Population Research Discovery Seminars
Gender, Race, and Intersectionality in Campaign Finance
Jake Grumbach, UW Department of Political Science
Register for Zoom Seminar HERE
11/13/2020
12:30-1:30 PM PT
This talk is based on two papers: Race and Representation in Campaign Finance and Gender, Race and Intersectionality in Campaign Finance.
Campaign finance research has given greater attention to race and gender, but, due to data limitations, only separately. Using new data on the ethnoracial and gender backgrounds of contributors, we provide the first estimates of the ethnorace-gender distribution of campaign contributions. We find that women of color are more underrepresented in campaign finance than predicted by existing analyses of race or gender alone. We also use within-district variation to compare how candidate race, gender, and their interaction affect the race and gender distributions of campaign contributions. We find that the effect of shared ethnorace is many times larger than that of shared gender or their interaction. Gender effects are heterogeneous by ethnorace and party; shared gender is most predictive for contributions from white and black Democratic women. The findings suggest a need for greater attention to intersectionality in research on political participation.
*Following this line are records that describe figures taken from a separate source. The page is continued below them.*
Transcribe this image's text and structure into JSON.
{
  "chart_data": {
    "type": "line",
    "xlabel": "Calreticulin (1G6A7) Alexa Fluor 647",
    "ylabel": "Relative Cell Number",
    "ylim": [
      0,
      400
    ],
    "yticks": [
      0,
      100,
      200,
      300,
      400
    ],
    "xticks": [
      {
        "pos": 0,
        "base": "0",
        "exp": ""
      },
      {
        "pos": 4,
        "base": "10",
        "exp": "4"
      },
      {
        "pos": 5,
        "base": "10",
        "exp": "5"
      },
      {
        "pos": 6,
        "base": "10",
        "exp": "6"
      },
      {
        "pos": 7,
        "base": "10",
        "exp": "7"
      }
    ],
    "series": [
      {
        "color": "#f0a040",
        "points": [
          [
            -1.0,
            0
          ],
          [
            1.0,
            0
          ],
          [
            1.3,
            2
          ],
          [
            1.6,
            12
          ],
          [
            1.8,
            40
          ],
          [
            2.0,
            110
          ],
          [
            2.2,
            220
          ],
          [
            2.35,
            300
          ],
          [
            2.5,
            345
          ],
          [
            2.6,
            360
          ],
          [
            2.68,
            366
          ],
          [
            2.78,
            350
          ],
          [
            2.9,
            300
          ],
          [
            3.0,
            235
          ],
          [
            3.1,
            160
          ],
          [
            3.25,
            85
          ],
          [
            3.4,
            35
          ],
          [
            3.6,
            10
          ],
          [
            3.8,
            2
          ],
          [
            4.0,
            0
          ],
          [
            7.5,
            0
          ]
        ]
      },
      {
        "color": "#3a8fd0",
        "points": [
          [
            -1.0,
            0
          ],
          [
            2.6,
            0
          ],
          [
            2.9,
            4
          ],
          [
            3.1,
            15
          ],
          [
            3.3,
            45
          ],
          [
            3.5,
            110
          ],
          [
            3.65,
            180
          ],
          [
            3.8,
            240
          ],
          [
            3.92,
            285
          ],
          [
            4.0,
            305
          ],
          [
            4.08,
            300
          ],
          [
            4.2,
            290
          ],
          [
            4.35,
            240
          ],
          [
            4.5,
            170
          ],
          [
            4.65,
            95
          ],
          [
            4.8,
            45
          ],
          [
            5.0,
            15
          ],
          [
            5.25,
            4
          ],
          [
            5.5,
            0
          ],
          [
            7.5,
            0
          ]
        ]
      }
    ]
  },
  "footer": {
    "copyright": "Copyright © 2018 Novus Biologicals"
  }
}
Jacob M. Grumbach is an Assistant Professor of Political Science at the University of Washington and a Faculty Associate with the Harry Bridges Center for Labor Studies. Grumbach’s research focuses broadly on the political economy of the United States, with an emphasis on public policy, racial and economic inequality, American federalism, and statistical methods. His research has appeared or is forthcoming in the American Political Science Review, American Journal of Political Science, American Journal of Public Health, Business & Politics, Election Law Journal, Journal of Politics, Legislative Studies Quarterly, Perspectives on Politics, and Political Research Quarterly. Previously, Grumbach was a Postdoctoral Fellow at the Center for the Study of Democratic Politics at Princeton University. He received his PhD from UC Berkeley in 2018.